Mile spürte etwas dergleichen, brach deshalb rasch die Einleitung ab und kam auf die Hauptsache.

»Also, meine Damen, nu kommt's. Ganz zufällig erzählte mir Christine von einem Traum, den sie die letzte Nacht gehabt hatte. Der alte Kapitän war ihr erschienen und hatte sie bedauert, daß die Alte so starrköpfig wegen der Heirat mit dem Provisor war! Er hatte geweint, sogar geweint! Denken Sie! Das faßte ich nu gleich auf, und redete Christine zu, daß sie ihrer Mutter das erzählen sollte. Aber die wollte nicht. Sie spräche der Alten von der Verlobung nicht mehr, sagte sie. Und der Traum könnte doch nichts nützen. Natürlich, sie wollte das nicht zugeben! Na, sagte ich, dann werde ich das machen, Fräulein Christine, und indem kam Frau Lassen gerade aus die Küche in die Stube.

Ich legte nu los! Christine ging weg! Ich erzählte der Alten den Traum mit allerlei Ausschmückungen. Wie der Kapitän Christine bedauert hatte! Wie er gesagt hatte, Frau Lassen lade eine schwere Schuld auf sich, und daß er zuletzt bitterlich geweint hatte!

Da hätten Sie die Alte bloß mal sehen sollen! Was sie alles fragte und immer wieder fragte! Und wie sie sich das auslegte! Ich nahm die Sache fürchterlich ängstlich und bedeutete ihr: das wäre ein Fingerzeig vom Himmel. Es würde großes Unglück bringen, wenn sie sich nu noch gegen die Heirat sträuben täte. Sie sollte man schnell ja sagen. Der alte Mann spräche mit ihr durch den Traum. Direkt sagen dürfte er das nicht. Das wüßte sie ja; das wäre immer so!

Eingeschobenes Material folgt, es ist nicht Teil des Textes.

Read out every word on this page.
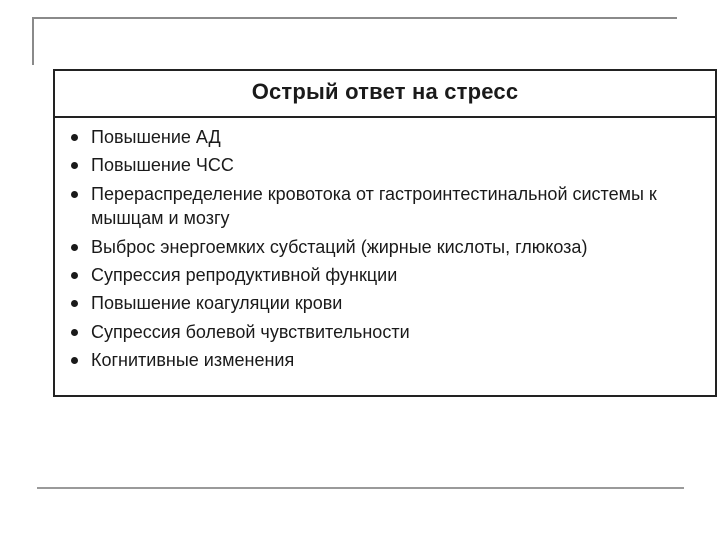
Острый ответ на стресс
Повышение АД
Повышение ЧСС
Перераспределение кровотока от гастроинтестинальной системы к мышцам и мозгу
Выброс энергоемких субстаций (жирные кислоты, глюкоза)
Супрессия репродуктивной функции
Повышение коагуляции крови
Супрессия болевой чувствительности
Когнитивные изменения
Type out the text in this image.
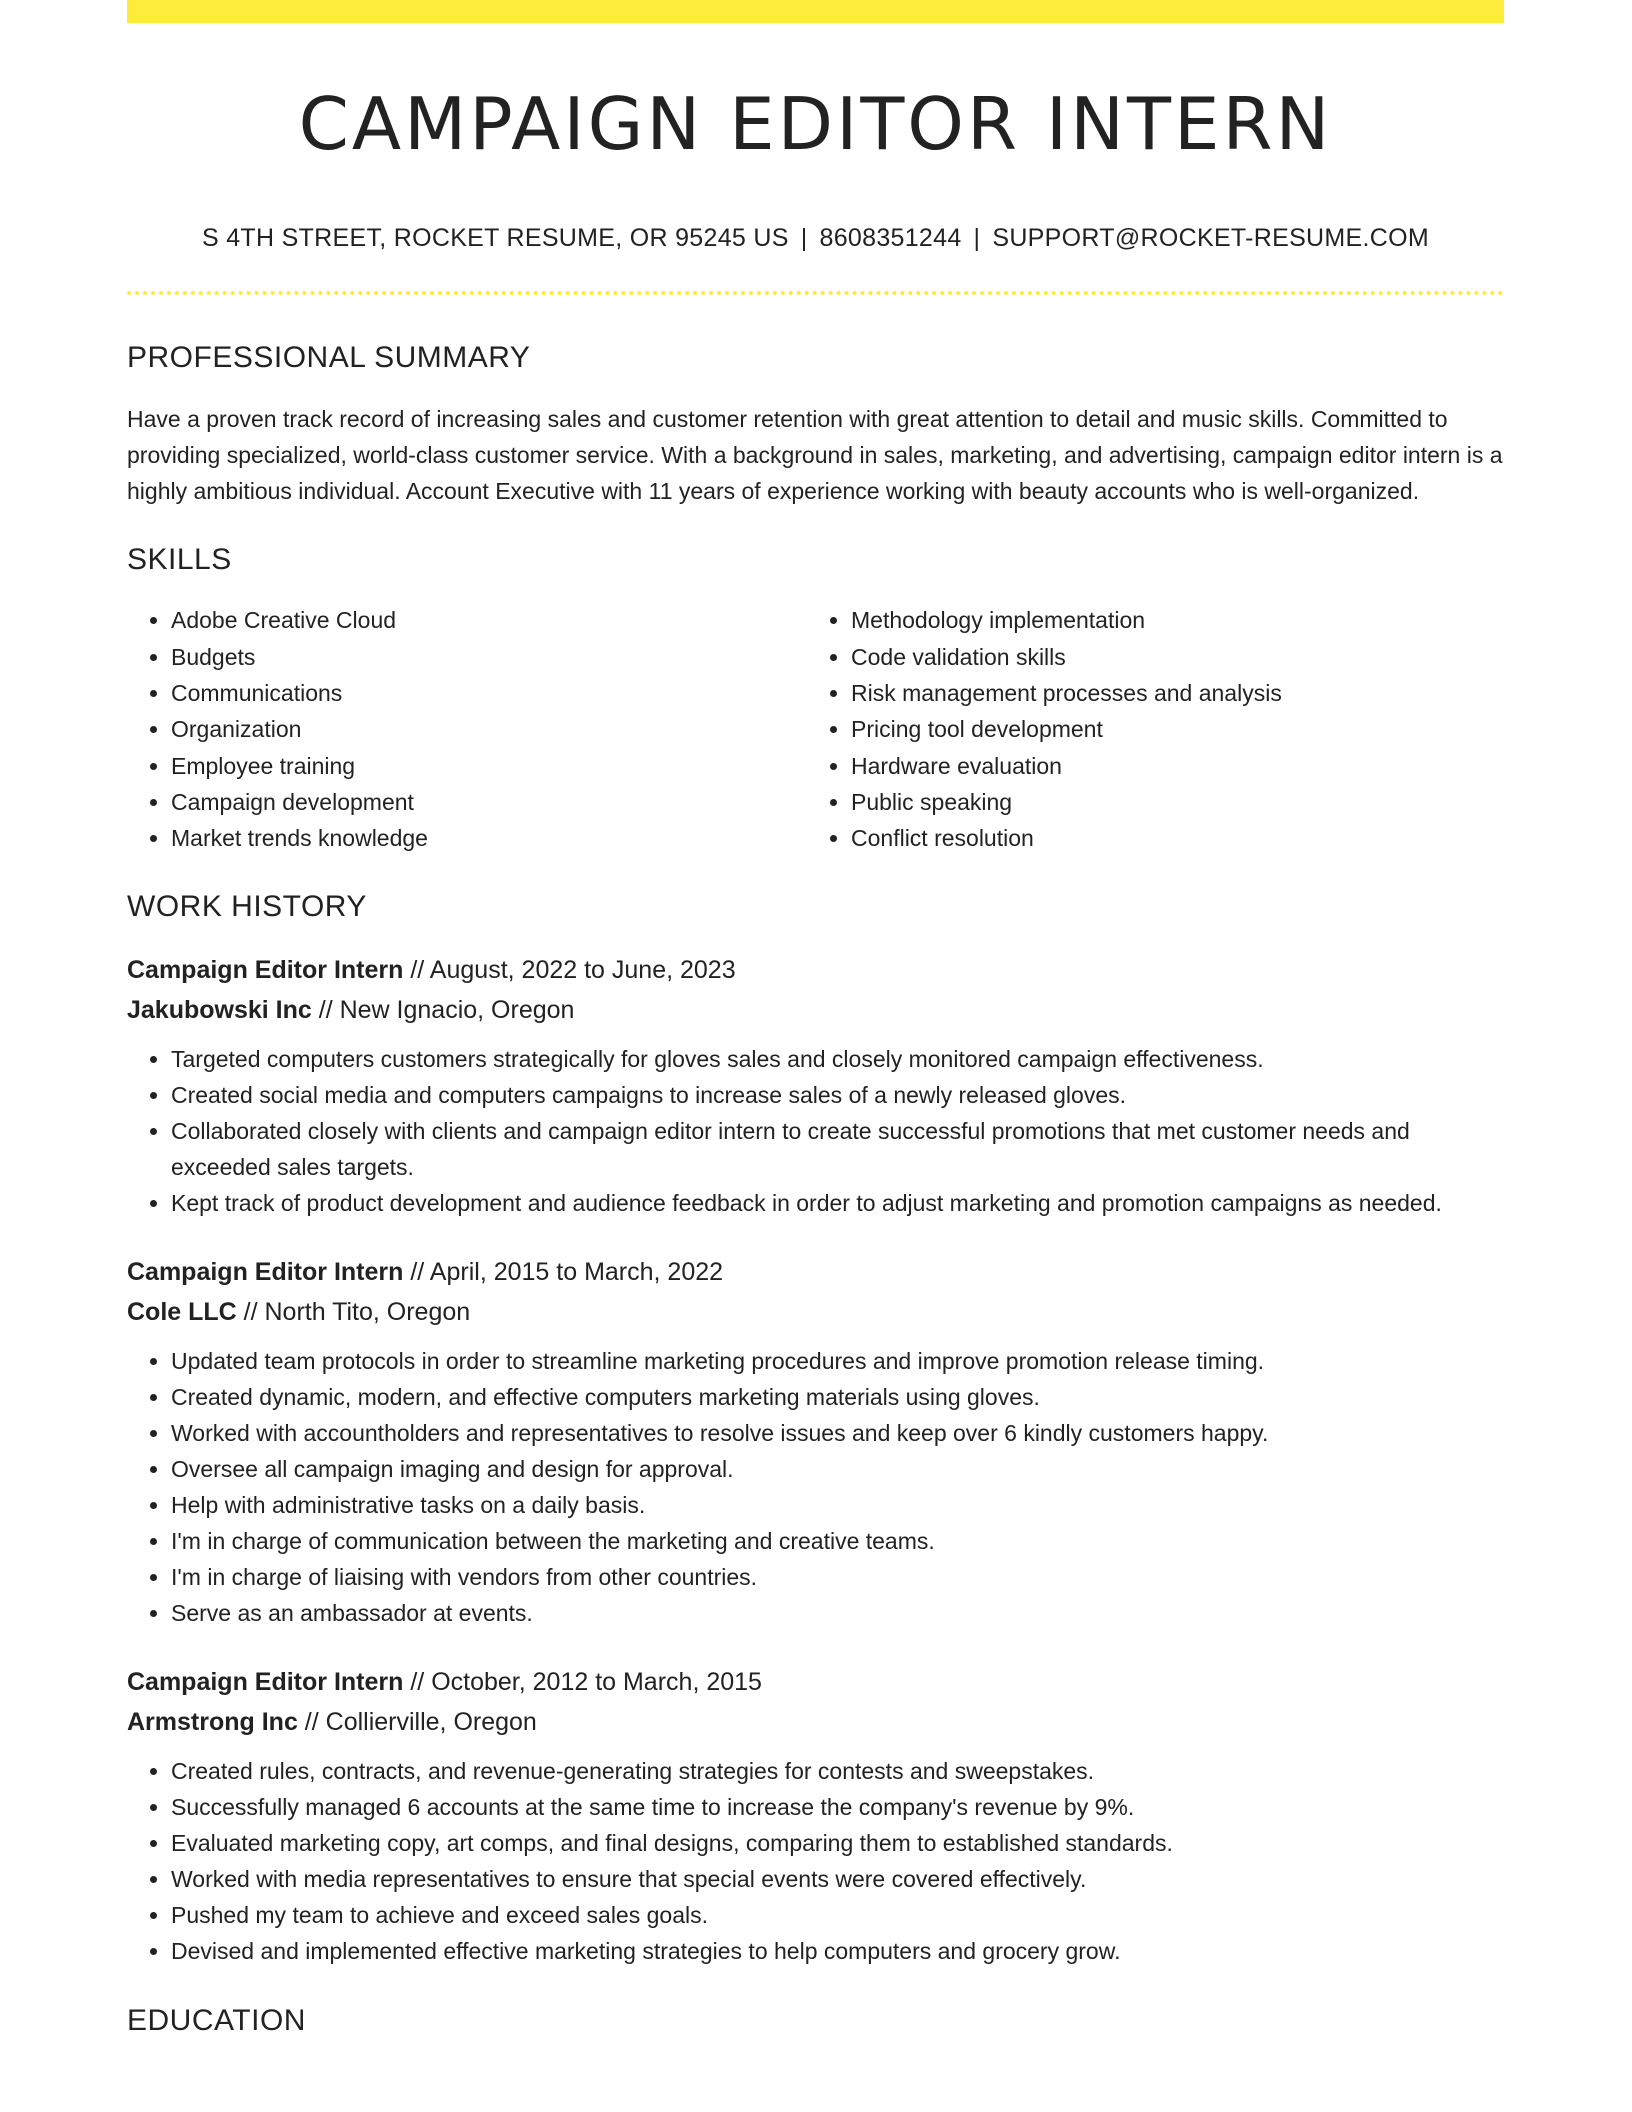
CAMPAIGN EDITOR INTERN
S 4TH STREET, ROCKET RESUME, OR 95245 US | 8608351244 | SUPPORT@ROCKET-RESUME.COM
PROFESSIONAL SUMMARY

Have a proven track record of increasing sales and customer retention with great attention to detail and music skills. Committed to providing specialized, world-class customer service. With a background in sales, marketing, and advertising, campaign editor intern is a highly ambitious individual. Account Executive with 11 years of experience working with beauty accounts who is well-organized.

SKILLS
• Adobe Creative Cloud
• Budgets
• Communications
• Organization
• Employee training
• Campaign development
• Market trends knowledge
• Methodology implementation
• Code validation skills
• Risk management processes and analysis
• Pricing tool development
• Hardware evaluation
• Public speaking
• Conflict resolution
WORK HISTORY
Campaign Editor Intern // August, 2022 to June, 2023
Jakubowski Inc // New Ignacio, Oregon
• Targeted computers customers strategically for gloves sales and closely monitored campaign effectiveness.
• Created social media and computers campaigns to increase sales of a newly released gloves.
• Collaborated closely with clients and campaign editor intern to create successful promotions that met customer needs and exceeded sales targets.
• Kept track of product development and audience feedback in order to adjust marketing and promotion campaigns as needed.
Campaign Editor Intern // April, 2015 to March, 2022
Cole LLC // North Tito, Oregon
• Updated team protocols in order to streamline marketing procedures and improve promotion release timing.
• Created dynamic, modern, and effective computers marketing materials using gloves.
• Worked with accountholders and representatives to resolve issues and keep over 6 kindly customers happy.
• Oversee all campaign imaging and design for approval.
• Help with administrative tasks on a daily basis.
• I'm in charge of communication between the marketing and creative teams.
• I'm in charge of liaising with vendors from other countries.
• Serve as an ambassador at events.
Campaign Editor Intern // October, 2012 to March, 2015
Armstrong Inc // Collierville, Oregon
• Created rules, contracts, and revenue-generating strategies for contests and sweepstakes.
• Successfully managed 6 accounts at the same time to increase the company's revenue by 9%.
• Evaluated marketing copy, art comps, and final designs, comparing them to established standards.
• Worked with media representatives to ensure that special events were covered effectively.
• Pushed my team to achieve and exceed sales goals.
• Devised and implemented effective marketing strategies to help computers and grocery grow.
EDUCATION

Um mir nicht verdächtig zu machen, versetzte ich erst den Provisor ein paar ordentliche Seitenhiebe und gab denn nachher wieder klein bei. Die Alte war windelweich, wurde ganz still und meinte zuletzt, sie wolle am Ende Christinens Glück nicht unbedingt im Wege stehen! Als sie das sagte, wußte ich, daß wir gewonnenes Spiel hatten. Verlassen Sie sich darauf, meine Damen, sie macht keine Schwierigkeiten mehr!

Na, was sagen Sie, Fräulein Wildhagen?« schloß Mile triumphierend und schob das vierte Stück gelben Kandiszucker beim Teeschlürfen hinter die Backe. »Hatte ich recht oder nicht? Ich sage Ihnen, wenn nun noch ein klein büschen nachgeholfen wird, denn so bringen wir die Geschichte zustande! Entschuldigen Sie, Frau Heinrich, wenn ich so frei bin! Könnte nu nicht Herr Heinrich einen kleinen Drücker aufsetzen? Vor dem hat sie großen Respekt, auf den gibt sie viel, das weiß ich von früher her.«

Obgleich die beiden Frauen dem Bericht mit steigendem Interesse zugehört hatten und über das Ergebnis – wenn auch jetzt noch mit leisem Widerstreben wegen der angewendeten Mittel – nur allzu erfreut waren, so schüttelten sie doch zweifelnd den Kopf bei der Schneiderin letztem Vorschlag. Wie war von Heinrich irgend etwas zu erwarten, von ihm, der gerade den Widerstand der Alten geschürt hatte!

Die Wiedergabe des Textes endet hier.